- From: Maciej Stachowiak <mjs@apple.com>
- Date: Tue, 16 Mar 2010 18:18:24 -0700
- To: Jonas Sicking <jonas@sicking.cc>
- Cc: "Ennals, Robert" <robert.ennals@intel.com>, Ian Hickson <ian@hixie.ch>, HTMLwg <public-html@w3.org>
- Message-id: <CD3D046D-CF53-47E5-A879-674610431770@apple.com>
On Mar 16, 2010, at 5:10 PM, Jonas Sicking wrote: > > However Microdata, RDFa (and soon @profile) are great proofs that the > HTML5 spec already has the ability to be extended in ways similar to > SVG, MathML and FBML. > > All that anyone needs to do is to write up a specification for their > extension and they're done. So for example Facebook could publish a > spec for FBML somewhere on their site, and then anyone could use FBML > in HTML. I think Microdata and RDFa are good examples of standardized extensions. However, as a browser engine developer, I would like the ability to do vendor extensions (either experimental or not intended for public Web content) without stepping on valuable shared namespace. We have a decent way to do that with CSS properties using the vendor prefix convention(*). It would be nice to have something similar at the HTML level. It seems like Rob's proposals (either X or Y) would provide ways to do that. Historically, vendor extensions to HTML have all been done by simply minting new elements and attributes with unprefixed names, often making it harder to clean up the way these features work as part of the standards process.

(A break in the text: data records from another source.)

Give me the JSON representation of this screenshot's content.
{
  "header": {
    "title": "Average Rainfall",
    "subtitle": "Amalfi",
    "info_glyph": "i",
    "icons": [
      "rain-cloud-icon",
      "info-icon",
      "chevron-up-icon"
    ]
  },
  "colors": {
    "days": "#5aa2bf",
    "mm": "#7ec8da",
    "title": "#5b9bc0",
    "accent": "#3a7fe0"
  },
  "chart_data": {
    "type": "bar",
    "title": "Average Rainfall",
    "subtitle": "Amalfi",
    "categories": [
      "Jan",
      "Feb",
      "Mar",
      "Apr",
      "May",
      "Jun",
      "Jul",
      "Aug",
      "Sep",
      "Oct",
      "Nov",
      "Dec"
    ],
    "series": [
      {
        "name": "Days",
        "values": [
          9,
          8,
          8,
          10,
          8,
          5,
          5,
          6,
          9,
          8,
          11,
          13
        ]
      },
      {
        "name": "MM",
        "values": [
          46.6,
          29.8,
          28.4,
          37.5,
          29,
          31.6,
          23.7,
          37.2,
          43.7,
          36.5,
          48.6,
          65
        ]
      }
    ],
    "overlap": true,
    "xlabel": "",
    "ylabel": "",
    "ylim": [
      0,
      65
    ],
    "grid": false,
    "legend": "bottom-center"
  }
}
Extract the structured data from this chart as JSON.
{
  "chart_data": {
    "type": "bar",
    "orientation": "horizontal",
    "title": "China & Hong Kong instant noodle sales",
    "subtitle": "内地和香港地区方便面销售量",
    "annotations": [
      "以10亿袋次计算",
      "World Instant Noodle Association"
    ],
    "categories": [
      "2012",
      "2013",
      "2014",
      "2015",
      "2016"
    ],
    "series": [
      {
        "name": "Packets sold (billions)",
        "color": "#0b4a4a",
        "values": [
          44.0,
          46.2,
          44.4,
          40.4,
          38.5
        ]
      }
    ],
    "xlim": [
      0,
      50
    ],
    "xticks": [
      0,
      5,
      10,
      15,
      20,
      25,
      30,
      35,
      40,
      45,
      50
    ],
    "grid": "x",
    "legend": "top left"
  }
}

For DOM APIs, in WebKit we have tried to use a prefix for anything that's experimental or not far enough along the standards track, and we hope other browser engine teams consider a similar convention. However, it's harder to centralize such a convention since the set of APIs available in the browser is defined by many different specs. Regards, Maciej * - I know that there are some downsides to the CSS vendor prefixed property convention - often it leads to sites specifying have a dozen copies of essentially the same property. I think part of the problem is that, by convention of the CSS WG, properties are supposed to be considered experimental until the relevant spec is in CR. While this reduces the change that it will become hard to make needed changes, it probably leaves properties in "experimental" state a little too long.